Hansi Flick’s staff is employing different techniques to protect players and promote team performance.

National team - training camp before Nations League Photo by Federico Gambarini/picture alliance via Getty Images

Back when he was in charge of Bayern Munich, Germany manager Hansi Flick had called for the need to make use of load management at club and international level to protect player welfare. At the time, Die Roten star striker Robert Lewandowski had suffered a knee injury in the international break which forced him to miss the season-defining UEFA Champions League tie against Paris Saint-Germain.
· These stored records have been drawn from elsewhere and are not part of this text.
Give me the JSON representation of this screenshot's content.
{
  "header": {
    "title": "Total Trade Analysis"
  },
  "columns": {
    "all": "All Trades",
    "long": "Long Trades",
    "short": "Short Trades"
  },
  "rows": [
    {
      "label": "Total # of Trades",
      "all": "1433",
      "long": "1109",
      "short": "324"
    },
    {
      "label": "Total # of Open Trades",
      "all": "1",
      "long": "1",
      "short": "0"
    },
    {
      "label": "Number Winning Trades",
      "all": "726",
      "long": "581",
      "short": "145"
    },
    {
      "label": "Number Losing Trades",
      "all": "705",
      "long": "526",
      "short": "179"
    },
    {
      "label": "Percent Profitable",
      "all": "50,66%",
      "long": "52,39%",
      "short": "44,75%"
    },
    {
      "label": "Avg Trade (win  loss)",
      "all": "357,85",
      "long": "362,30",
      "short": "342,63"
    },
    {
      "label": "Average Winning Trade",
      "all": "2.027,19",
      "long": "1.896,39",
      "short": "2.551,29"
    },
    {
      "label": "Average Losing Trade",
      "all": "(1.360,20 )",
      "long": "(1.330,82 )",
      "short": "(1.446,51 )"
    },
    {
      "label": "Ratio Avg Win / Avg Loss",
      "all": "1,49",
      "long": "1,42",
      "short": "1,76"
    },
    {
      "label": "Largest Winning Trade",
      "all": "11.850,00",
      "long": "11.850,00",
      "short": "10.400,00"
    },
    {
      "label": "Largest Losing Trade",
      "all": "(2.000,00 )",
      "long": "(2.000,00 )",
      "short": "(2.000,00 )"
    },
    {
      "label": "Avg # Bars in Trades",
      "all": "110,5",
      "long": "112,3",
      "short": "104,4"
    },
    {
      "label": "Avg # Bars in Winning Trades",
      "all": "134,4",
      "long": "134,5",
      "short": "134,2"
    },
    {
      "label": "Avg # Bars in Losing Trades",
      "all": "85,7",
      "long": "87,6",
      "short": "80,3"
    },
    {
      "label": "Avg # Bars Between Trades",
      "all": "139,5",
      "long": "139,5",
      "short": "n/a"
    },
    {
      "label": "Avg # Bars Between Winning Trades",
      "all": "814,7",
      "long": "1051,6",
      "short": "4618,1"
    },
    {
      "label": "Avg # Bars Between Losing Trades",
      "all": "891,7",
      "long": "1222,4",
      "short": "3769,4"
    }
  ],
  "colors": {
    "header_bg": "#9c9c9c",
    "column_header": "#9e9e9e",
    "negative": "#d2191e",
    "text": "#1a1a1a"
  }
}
Now that he has become a national team coach himself, it’s nice to see Flick put his ideas into practice. Speaking with German media reporters from ‘Marbella Football Center’, the 57-year old elaborated on the importance of managing player workload:

“That is the biggest task of a coaching team,” said Flick (via Sport1). “In the last two years, the load was enormously high because of the corona pandemic. After a long season, it’s a challenge for the players to add another two weeks because of the Nations League.”

National team - training camp before Nations League Photo by Federico Gambarini/picture alliance via Getty Images

Elite players playing for elite European clubs have been severely overworked due to fixture congestion caused by the coronavirus pandemic and the accommodation of FIFA World Cup in the middle of club season has only intensified their workload this year. In order to decrease the risk of fatigue and injury, it has become increasingly important to keep track of the physiological stress a player endures during the season. Jürgen Klopp’s Liverpool FC, for instance, has partnered with California-based artificial intelligence firm Zone7 for assessing optimal workload and predicting when players are at risk of injury.

Flick further explained that the fitness regime will be tailored as per the needs of individual players.

“Individual load management is very important,” added Flick. “We discuss this for each player individually in the coaching team so that they can deliver top performances again in the games and are 100 percent recovered. For some it might take two days and for others it might take three.”